The team tested the new reaction on a range of alkenes including complex bioactive molecules like steroids, terpenoids, and glycals. In particular, demonstrations on steroidal substrates like the hormonal therapy megestrol acetate revealed the method’s potential for single-atom skeletal substitutions, with hydrolysis and Hoffman rearrangement of the cleavage products yielding the N-edited analogue.

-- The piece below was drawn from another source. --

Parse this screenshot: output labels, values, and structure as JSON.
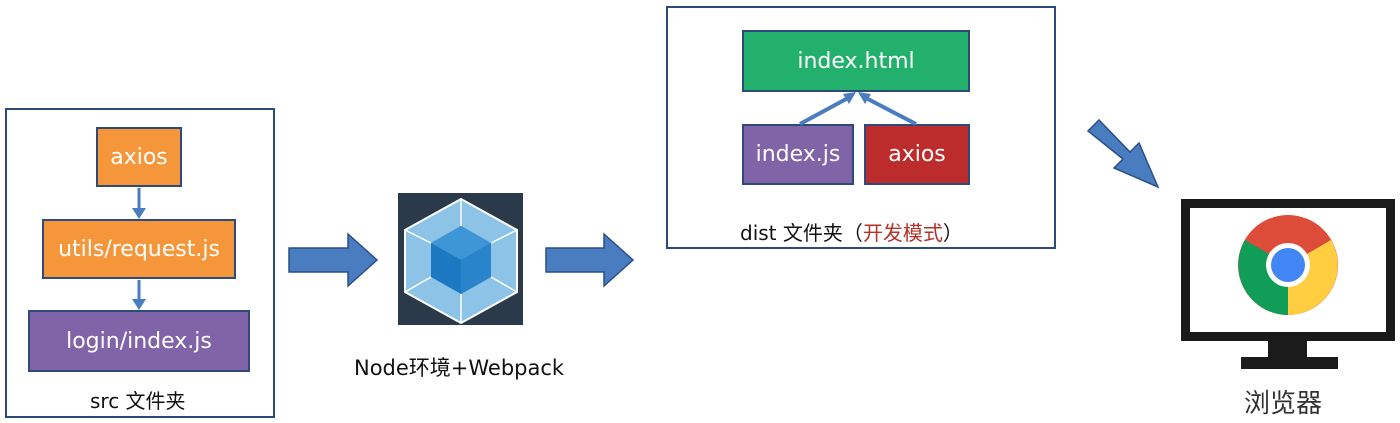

‘Jiao’s method can accommodate a broad range of complex substrates, making it particularly effective for late-stage skeletal editing of intricate molecules,’ says Sharma. ‘A minor drawback is its occasional lack of regioselectivity with specific alkene substrates, resulting in a mixture of products, but its strengths are significant.’

Expanding possibilities

For Sharma, both approaches represent exciting additions to the skeletal editing toolbox, with the contrasting mechanisms and reaction conditions crucially offering complementary solutions to the needs of different molecular frameworks. ‘These studies showcase incredibly impressive and adaptable methodologies that can be applied to various substrates,’ he says. ‘Their innovative work opens the door to new methodologies and holds the potential to streamline synthetic routes, enhance molecular complexity, and expand the toolkit available for late-stage synthesis modifications.’

The Swiss team are already working on expanding the scope of the insertion reaction further, both to cleave other substrates such as alkynes, and to introduce alternative functionality via the key aza-allenium intermediate. Brägger is confident that the new method will bridge an important gap for synthetic and pharmaceutical chemists. ‘Traditionally, chemists make molecules by building them step by step. This breakthrough enables shortcuts to previously challenging synthetic routes which has exciting implications for synthetic strategy and drug discovery,’ he says.